Takao Kato, W.S. Schupf Professor for Far Eastern studies and professor of economics, is building on decades of research by studying the day-to-day work of a Â鶹Porn alumnus while helping to guide a new generation of researchers in exploring the effects of employee ownership.
Kato’s career took a turn in 1995, when he co-published an article in American Economic Review, providing the first rigorous evidence of the positive productivity effects of employee ownership. Kato says that it was the first time people really started to pay attention to his research.
The findings were produced in collaboration with Hamilton College Professor of Economics Derek Jones, and they showed that, if a company introduced employee ownership, employee productivity increased by about 4–5%.
“It’s a very simple idea,” Kato says. “If your pay or wealth is tied to the company performance or the well-being of the company, of course you’re going to work harder and smarter.” Under a shared-capital system, employees start thinking about how they can improve productivity.
“I’ve been doing this for three decades now, and all the evidence I have acquired so far points to positive or neutral effects, but not negative effects,” he says.
A new generation of research
Jason Wang ’23, one of Kato’s students, says he first became interested in shared capitalism after he took Kato’s class The Japanese Economy. Several Kato classes later, Wang is now researching the intersection of economic justice and shared capitalism. Most recently, he has been analyzing unique longitudinal data to provide new evidence on the effect of shared capitalism on wealth for workers with and without disabilities. This effort will inform both a labor seminar paper and his honors thesis.
Wang’s findings show that, when shared capitalists become disabled, “they do not lose as much wealth as non-shared capitalists, pointing to shared capitalism as an effective mechanism to help workers with disabilities,” he says.
Wang notes his self-interest in the study of shared capitalism. “Eventually, I’ll be a worker, and I want to work in an environment where I can accumulate wealth and where I can be treated fairly,” Wang said. “I think that’s what I really get from shared capitalism. It’s a program that can really benefit all employees.”
Putting shared capitalism into practice
Daniel Goldstein ’89 lives shared capitalism as president and CEO of Folience, a holding company with more than 500 employees, based in Cedar Rapids, Iowa. He initially reached out to Kato after seeing the professor’s name in the program of the 2020 Kelso workshop at Rutgers University, and Kato recently visited Goldstein in Cedar Rapids and furthered their academic-practitioner collaboration.
Folience was originally established in 1884 and began transitioning to employee ownership in 1986, resulting in 100% employee ownership by 2012. Goldstein joined the company in 2016 and was instrumental in diversifying its business portfolio and transforming its employee ownership culture, embodied in the company’s employee stock ownership plan (ESOP). In 2022, Folience was named the National Employee-Owned Company of the Year by the ESOP Association in recognition of the company’s continued commitment to employee ownership.
ESOPs are governed by some of the same laws and regulations as 401(k) plans. But ESOPs offer additional advantages to businesses, owners, employees, and communities — including increased employee engagement, because employee-owners share the rewards and risks of stock performance.
Also, most ESOPs don’t require an out-of-pocket contribution from employees, and they help to narrow the wealth inequality gap, with ESOP company employees tending to both earn higher wages and greater savings than those in non-ESOP companies, findings supported by decades of Kato’s research.

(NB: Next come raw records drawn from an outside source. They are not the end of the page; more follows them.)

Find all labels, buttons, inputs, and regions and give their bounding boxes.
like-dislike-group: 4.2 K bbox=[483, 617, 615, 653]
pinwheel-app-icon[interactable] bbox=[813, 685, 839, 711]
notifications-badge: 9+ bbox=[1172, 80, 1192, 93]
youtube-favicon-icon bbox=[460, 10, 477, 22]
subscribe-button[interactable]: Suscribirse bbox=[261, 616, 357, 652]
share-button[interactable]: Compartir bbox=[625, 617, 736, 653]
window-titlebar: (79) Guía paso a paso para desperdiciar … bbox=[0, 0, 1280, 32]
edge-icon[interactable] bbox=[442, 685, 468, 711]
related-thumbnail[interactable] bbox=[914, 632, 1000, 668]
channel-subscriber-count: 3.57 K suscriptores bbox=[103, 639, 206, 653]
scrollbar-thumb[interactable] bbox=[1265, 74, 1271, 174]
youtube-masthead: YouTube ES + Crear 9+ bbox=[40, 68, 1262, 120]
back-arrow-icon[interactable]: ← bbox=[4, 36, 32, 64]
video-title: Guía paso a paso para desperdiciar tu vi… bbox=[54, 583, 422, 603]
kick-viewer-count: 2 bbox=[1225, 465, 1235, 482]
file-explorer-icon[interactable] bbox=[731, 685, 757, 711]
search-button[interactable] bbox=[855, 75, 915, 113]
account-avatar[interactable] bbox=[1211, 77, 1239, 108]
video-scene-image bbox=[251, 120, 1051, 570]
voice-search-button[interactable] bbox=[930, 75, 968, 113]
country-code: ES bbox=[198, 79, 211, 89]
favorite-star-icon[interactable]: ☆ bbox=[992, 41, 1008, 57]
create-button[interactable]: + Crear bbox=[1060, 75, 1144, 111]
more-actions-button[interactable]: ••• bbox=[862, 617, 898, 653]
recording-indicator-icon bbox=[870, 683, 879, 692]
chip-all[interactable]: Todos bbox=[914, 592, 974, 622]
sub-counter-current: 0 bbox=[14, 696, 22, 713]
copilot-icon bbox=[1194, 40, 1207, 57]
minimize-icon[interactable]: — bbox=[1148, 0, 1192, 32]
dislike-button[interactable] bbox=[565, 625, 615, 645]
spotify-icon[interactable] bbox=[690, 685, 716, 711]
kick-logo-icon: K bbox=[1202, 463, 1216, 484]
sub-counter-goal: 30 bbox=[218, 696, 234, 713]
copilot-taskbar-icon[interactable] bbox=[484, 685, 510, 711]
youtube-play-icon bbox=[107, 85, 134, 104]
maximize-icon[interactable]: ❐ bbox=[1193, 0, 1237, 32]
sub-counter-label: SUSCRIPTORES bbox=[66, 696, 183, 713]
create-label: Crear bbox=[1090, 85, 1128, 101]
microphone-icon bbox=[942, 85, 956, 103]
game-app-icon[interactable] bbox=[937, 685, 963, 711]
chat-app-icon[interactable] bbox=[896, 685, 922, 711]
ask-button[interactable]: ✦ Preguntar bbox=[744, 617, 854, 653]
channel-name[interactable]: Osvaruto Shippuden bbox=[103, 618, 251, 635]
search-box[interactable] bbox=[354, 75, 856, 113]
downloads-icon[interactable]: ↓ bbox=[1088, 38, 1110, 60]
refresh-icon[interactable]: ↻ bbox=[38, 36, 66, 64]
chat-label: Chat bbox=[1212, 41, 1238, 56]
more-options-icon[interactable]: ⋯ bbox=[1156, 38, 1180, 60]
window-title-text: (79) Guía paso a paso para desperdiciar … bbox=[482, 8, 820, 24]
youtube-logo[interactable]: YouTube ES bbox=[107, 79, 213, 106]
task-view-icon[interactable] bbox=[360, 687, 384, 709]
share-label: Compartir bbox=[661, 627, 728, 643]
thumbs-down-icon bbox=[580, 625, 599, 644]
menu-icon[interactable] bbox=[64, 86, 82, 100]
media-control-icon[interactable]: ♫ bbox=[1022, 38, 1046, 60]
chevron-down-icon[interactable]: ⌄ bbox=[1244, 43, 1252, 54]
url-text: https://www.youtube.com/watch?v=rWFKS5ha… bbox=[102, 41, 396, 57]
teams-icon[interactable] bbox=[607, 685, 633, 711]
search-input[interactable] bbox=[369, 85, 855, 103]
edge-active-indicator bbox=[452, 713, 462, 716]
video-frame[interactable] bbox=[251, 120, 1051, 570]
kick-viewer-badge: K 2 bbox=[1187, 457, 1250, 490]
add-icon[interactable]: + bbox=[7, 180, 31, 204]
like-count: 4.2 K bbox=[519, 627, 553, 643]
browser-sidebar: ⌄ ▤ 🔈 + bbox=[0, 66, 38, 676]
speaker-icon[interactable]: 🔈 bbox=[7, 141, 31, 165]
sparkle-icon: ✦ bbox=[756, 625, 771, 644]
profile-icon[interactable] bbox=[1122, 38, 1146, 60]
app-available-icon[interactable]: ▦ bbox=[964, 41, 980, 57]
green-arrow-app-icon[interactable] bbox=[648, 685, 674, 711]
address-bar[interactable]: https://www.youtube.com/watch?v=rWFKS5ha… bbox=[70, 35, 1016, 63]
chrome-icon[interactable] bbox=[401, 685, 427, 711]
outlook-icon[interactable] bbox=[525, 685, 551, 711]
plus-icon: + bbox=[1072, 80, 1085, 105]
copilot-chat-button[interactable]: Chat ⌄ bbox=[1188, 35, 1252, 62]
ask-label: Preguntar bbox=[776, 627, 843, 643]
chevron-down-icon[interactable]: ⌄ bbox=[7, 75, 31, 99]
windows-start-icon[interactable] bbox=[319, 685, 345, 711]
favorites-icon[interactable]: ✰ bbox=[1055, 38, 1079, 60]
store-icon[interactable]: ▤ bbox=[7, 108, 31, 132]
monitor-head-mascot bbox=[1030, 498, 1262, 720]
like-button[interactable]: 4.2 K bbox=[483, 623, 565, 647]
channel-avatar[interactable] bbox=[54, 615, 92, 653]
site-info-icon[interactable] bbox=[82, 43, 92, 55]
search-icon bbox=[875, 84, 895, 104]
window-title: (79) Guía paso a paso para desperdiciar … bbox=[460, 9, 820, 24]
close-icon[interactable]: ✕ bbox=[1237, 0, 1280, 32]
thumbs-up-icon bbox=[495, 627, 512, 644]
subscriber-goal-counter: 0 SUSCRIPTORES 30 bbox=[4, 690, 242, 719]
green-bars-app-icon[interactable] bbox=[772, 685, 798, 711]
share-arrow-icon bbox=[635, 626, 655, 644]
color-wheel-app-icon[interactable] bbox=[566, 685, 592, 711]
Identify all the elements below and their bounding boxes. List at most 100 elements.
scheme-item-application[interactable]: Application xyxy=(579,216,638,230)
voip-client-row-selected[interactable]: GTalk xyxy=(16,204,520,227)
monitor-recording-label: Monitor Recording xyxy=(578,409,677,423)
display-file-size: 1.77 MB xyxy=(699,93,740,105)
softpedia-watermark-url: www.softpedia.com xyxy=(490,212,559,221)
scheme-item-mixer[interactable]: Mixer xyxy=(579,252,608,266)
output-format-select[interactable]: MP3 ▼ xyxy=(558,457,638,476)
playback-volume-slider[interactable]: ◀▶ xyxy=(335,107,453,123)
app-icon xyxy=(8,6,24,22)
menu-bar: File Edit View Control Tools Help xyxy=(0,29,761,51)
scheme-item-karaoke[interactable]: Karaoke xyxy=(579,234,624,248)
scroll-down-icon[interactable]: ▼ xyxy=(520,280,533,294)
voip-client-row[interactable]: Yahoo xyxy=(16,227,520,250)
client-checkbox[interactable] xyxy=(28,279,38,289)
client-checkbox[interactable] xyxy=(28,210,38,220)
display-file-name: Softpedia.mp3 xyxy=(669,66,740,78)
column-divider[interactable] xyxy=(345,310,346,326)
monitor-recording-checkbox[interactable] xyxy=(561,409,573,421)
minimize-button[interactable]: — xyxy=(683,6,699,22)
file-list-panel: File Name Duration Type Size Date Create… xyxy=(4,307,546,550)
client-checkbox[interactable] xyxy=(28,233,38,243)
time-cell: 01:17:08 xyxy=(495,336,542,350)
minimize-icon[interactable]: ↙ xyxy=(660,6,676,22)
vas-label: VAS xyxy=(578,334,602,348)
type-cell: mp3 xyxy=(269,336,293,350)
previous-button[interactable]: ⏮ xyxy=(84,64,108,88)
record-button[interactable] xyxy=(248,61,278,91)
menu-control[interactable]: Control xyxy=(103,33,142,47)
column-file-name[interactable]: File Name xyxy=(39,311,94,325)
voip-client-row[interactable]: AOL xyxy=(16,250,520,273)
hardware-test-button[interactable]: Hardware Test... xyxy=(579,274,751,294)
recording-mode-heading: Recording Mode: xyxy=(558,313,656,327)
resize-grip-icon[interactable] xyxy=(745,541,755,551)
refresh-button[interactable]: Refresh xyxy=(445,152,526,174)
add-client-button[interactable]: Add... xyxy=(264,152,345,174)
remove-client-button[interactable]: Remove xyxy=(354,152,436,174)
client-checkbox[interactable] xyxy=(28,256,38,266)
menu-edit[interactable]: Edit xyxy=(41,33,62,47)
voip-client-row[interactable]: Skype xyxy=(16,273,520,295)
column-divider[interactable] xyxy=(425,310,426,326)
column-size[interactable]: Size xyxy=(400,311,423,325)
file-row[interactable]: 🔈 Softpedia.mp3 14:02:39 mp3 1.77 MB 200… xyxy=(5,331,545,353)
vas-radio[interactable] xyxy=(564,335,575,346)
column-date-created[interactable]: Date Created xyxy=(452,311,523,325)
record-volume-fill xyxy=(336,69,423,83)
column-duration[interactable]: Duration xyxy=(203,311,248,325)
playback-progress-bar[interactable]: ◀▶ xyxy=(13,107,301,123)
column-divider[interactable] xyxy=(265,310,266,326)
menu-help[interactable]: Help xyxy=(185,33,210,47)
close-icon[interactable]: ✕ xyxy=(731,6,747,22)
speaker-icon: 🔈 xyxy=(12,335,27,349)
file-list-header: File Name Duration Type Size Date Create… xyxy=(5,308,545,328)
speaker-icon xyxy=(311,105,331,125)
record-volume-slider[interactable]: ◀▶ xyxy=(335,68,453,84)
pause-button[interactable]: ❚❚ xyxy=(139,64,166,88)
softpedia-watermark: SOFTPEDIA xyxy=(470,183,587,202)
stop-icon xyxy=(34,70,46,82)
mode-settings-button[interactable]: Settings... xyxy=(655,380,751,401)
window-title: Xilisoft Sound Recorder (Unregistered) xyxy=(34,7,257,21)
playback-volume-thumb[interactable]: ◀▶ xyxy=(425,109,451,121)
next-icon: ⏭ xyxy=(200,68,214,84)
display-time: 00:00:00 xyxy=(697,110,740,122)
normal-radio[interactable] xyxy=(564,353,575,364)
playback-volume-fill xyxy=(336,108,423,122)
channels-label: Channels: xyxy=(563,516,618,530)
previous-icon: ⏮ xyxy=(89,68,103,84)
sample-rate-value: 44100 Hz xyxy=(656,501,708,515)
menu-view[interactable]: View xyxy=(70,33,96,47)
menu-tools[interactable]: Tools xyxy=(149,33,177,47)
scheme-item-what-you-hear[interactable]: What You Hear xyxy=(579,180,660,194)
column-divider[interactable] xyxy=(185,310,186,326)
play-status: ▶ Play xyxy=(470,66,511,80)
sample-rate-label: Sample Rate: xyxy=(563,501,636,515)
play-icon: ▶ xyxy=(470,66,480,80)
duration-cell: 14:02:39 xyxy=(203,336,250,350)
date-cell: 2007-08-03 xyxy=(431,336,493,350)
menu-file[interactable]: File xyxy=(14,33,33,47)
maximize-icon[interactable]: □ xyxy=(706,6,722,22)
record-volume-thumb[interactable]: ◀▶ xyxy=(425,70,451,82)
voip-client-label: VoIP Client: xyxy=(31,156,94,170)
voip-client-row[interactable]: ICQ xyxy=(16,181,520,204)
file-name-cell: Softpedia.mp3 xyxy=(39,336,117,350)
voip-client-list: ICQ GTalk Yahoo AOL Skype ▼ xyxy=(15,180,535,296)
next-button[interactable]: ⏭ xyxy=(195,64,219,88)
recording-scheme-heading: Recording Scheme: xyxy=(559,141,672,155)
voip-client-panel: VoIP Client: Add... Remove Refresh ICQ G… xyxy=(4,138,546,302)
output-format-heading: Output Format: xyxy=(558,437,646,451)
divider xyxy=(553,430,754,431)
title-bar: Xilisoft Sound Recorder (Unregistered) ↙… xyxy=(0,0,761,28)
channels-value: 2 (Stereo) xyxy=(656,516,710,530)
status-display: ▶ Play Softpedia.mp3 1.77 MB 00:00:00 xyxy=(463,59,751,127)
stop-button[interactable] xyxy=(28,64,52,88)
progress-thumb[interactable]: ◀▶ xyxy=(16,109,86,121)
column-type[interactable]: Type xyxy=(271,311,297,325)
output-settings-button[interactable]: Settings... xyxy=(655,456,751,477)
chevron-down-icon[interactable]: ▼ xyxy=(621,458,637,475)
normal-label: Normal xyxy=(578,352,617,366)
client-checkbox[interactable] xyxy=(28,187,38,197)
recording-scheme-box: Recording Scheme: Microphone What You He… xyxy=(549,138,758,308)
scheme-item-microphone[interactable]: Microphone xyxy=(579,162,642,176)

When it comes to generational transition of ownership in companies, a business will often be handed down to heirs, sold to a private equity company, or end up closing, according to Goldstein. But, through his work on the ESOP Association Board of Directors, he hopes to advocate for shared capitalism and encourage retirement-ready business owners to consider a different option.
“This is absolutely capitalism. It’s not a handout, but a much better path,” Goldstein says.
Sharing the exploration
Goldstein also notes that broken companies aren’t fixed by employee ownership, and the leadership and employees all have to be educated and engaged for it to be successful. “Getting your employees to focus on building their retirement is a challenge. It requires a lot of education,” he says.
Kato agrees and says there is a strong consensus among scholars that an employee-ownership model is most successful when combined with other supporting programs.
“It’s vital that employees have an effective mechanism to share their ideas and also that a company makes sure to adequately educate and train employees,” Kato says.
Goldstein continues to be a strong advocate for shared capitalism and ESOPs, testifying before Congress in 2020 about small business benefits and challenges as part of his ongoing advocacy work. Kato says, as a researcher, his approach is completely neutral, based on statistical analysis: “If the evidence tells me this doesn’t work then I would say so.”